Zitat von riddiccKohlenstoffdioxid ensteht schließlich nicht nur bei unterstöchiometrischer Verbrennung und verbreitet sich auch schneller als Partikulat und ist auch giftig und ab einer gewissen Konzentration (etwa 2000ppm(Vol)) ein sicheres Anzeichen für Flucht-Bedarf. Siehe Wikipedia (Brandmelder#Brandgas-_oder_Rauchgasmelder)
Vielleicht, weil die CO2-Konzentration rund 50mal so hoch sein muss, um innerhalb 60min tödlich zu wirken? Die Hälfte der Konzentration, die bei CO2 innerhalb von ~60min tödlich wirkt, macht das bei CO innerhalb von 2min.
riddicc 01.02.2017
4. *staun*
Zitat von FlariVielleicht, weil die CO2-Konzentration rund 50mal so hoch sein muss, um innerhalb 60min tödlich zu wirken? Die Hälfte der Konzentration, die bei CO2 innerhalb von ~60min tödlich wirkt, macht das bei CO innerhalb von 2min.
Ach je... So ist das also? Aber: Wenn der Kohlenstoffdioxid-Gehalt bei 2000ppm angekommen ist, dann könnte der Kohlenstoffmonoxid noch gar nicht der Rede wert sein, weil noch genug Sauerstoff vorhanden ist. Man hat also bereits ausreichend Grund, den Raum zu verlassen, lange bevor überhaupt ein Kohlenstoffmonoxid-Alarm zu hören ist, wenn man sich allein von dem Kohlenstoffdioxid-Gehalt leiten lässt. Oder?
Flari 01.02.2017
5.
Zitat von riddiccAch je... So ist das also? Aber: Wenn der Kohlenstoffdioxid-Gehalt bei 2000ppm angekommen ist, dann könnte der Kohlenstoffmonoxid noch gar nicht der Rede wert sein, weil noch genug Sauerstoff vorhanden ist. Man hat also bereits ausreichend Grund, den Raum zu verlassen, lange bevor überhaupt ein Kohlenstoffmonoxid-Alarm zu hören ist, wenn man sich allein von dem Kohlenstoffdioxid-Gehalt leiten lässt. Oder?

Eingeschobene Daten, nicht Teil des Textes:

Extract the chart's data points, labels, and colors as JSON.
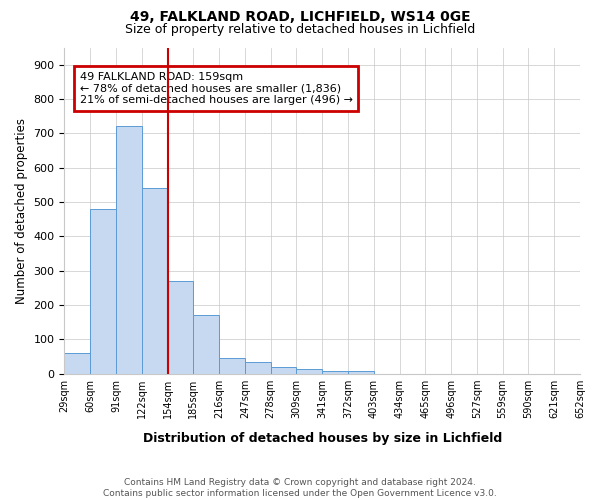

Was ist daran so schwer zu verstehen, dass CO bei mangelhafter Verbrennung aufgrund Sauerstoffmangel entsteht? Es wird also CO STATT CO2 erzeugt. Wo CO2 durch Verbrennung (umgangssprachlich), also mit kräftiger offener Flamme entsteht, entsteht i.d.R. auch genügend Hitze, die das CO2 aufsteigen lässt und Frischluft nachzieht, wodurch es NICHT zu einer gefährlichen Anreicherung des CO2 in der Atemluft kommt, solange man nicht am Auspuff/Schornstein schnüffelt. Beim Schwelbrand bleibt der Kamineffekt aus und das zigfach giftigere CO entsteht und reichert sich unter ungünstigen Umständen in der Raumluft an.